Observation can be used as stand-alone data collection tool. Often, however, observational data is used in conjunction with other approaches as part of an evaluation design. For example:

  • Initial focus groups, interviews or surveys might identify a set of behaviours that are of interest. Observation then allows the evaluation team to assess how common the behaviours are, or to look for patterns in the circumstances or triggers that give rise to them.
  • Conversely, an evaluation might start with some exploratory observations, and then follow these up with interviews where participants are asked to comment on their experiences in the situation.
  • Data from interviews or surveys (about classroom management practices, for example) might be used in conjunction with data from observations (of classroom management) to build a more complete assessment of the effectiveness of a strategy being used in the classroom to improve student engagement.
  • Observations can be used in conjunction with other data, such as administrative records or document analysis. After reviewing a mathematics program (document analysis), the evaluation team may use observations to support or challenge claims found in the documents about the effectiveness of the program.

Limitations, and how to manage them

Observation needs to be carefully planned, with a clear understanding of the questions to be answered and the particular behaviours or attributes of interest.
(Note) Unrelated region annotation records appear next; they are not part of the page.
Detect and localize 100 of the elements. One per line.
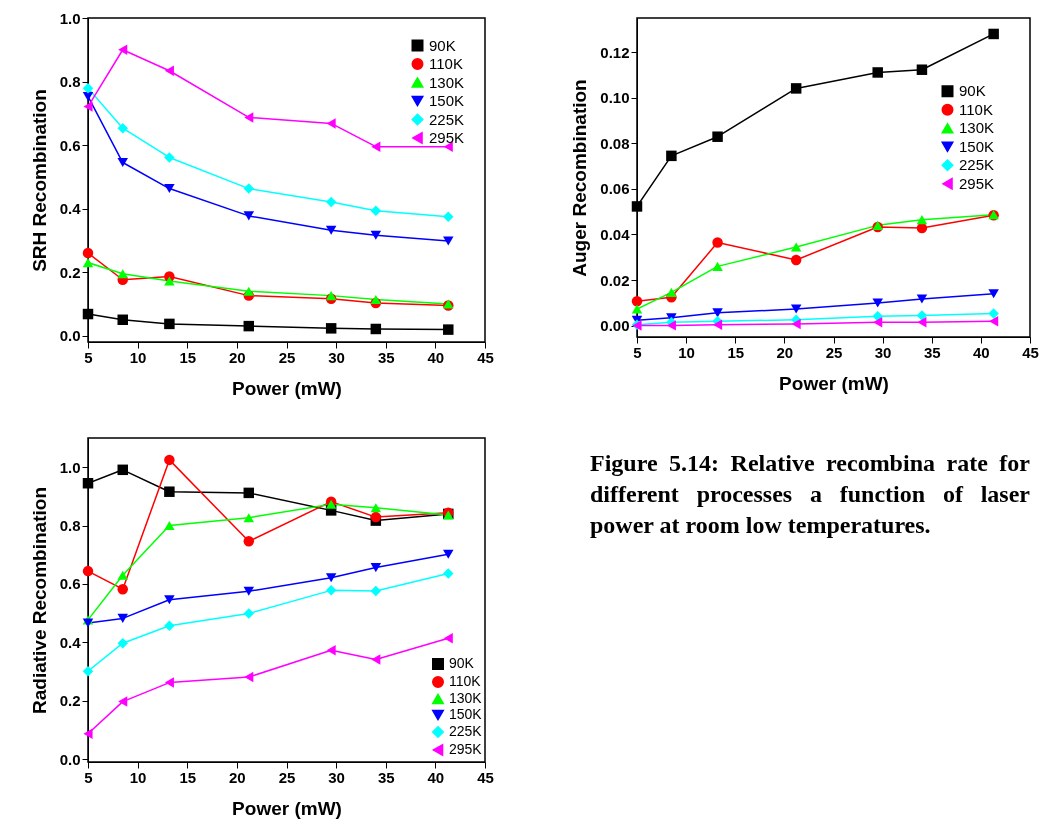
point [666, 150, 677, 162]
point [243, 487, 255, 499]
point [370, 563, 382, 573]
y-tick-label: 0.10 [600, 89, 630, 107]
point [243, 211, 255, 221]
caption: Figure 5.14: Relative recombina rate for different processes a function of laser power at room low temperatures. [590, 449, 1030, 541]
point [872, 67, 883, 78]
point [371, 654, 381, 665]
legend-label: 130K [429, 73, 465, 91]
point [164, 677, 174, 688]
point [82, 247, 94, 259]
point [371, 141, 381, 152]
y-tick-label: 0.0 [59, 327, 81, 345]
y-tick-label: 0.6 [59, 136, 81, 154]
legend-label: 295K [959, 174, 995, 192]
point [325, 196, 337, 208]
point [244, 671, 254, 683]
point [791, 318, 801, 330]
point [325, 225, 337, 235]
legend-label: 90K [959, 82, 986, 100]
x-tick-label: 10 [678, 343, 695, 361]
x-tick-label: 40 [973, 343, 990, 361]
x-tick-label: 10 [129, 768, 147, 786]
legend-label: 110K [959, 100, 993, 118]
point [83, 728, 93, 739]
point [82, 258, 94, 268]
y-tick-label: 0.2 [59, 692, 81, 710]
point [989, 316, 999, 327]
point [243, 320, 255, 332]
point [631, 295, 643, 307]
point [164, 486, 175, 497]
x-tick-label: 45 [1022, 343, 1039, 361]
point [117, 570, 128, 580]
point [873, 316, 883, 328]
point [712, 131, 723, 142]
point [325, 291, 337, 301]
x-tick-label: 25 [278, 768, 296, 786]
point [164, 595, 175, 605]
y-tick-label: 0.2 [59, 263, 81, 281]
x-tick-label: 30 [874, 343, 892, 361]
point [117, 613, 128, 623]
point [83, 101, 93, 112]
point [164, 454, 175, 466]
point [243, 536, 255, 547]
x-tick-label: 20 [776, 343, 794, 361]
x-tick-label: 30 [328, 768, 345, 786]
x-tick-label: 35 [923, 343, 941, 361]
legend-label: 110K [429, 55, 463, 72]
y-tick-label: 0.00 [600, 317, 630, 335]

This helps avoid being overwhelmed by a vast amount of data, or getting stuck at the analysis stage wishing ‘If only I had kept an eye out for…’.

It is valuable to have two or more people undertake observations, as one person alone might miss things that someone else would see.

Conducting observations can be labour intensive, in preparation, data collection and analysis.

Depending on the rigour required for the evaluation there may be a need to allocate time for pre-observation discussion to ‘calibrate’ the observers. Time may also be needed at the end of the observation for discussion, checking consistency between observers and reflection of what was collected.

Like most measurement in a social setting, the process of collecting observational data will have an influence on what is being measured and can result in unintentional biases that we need to be mindful of.

Skilled observers are good at being unobtrusive or ‘fading into the background’ when they need to. Early data may need to be discarded while subjects are still getting used to the observer, especially if using video to record the activities. The more familiar people are with observation – the more ‘normal’ it becomes – the less this problem arises.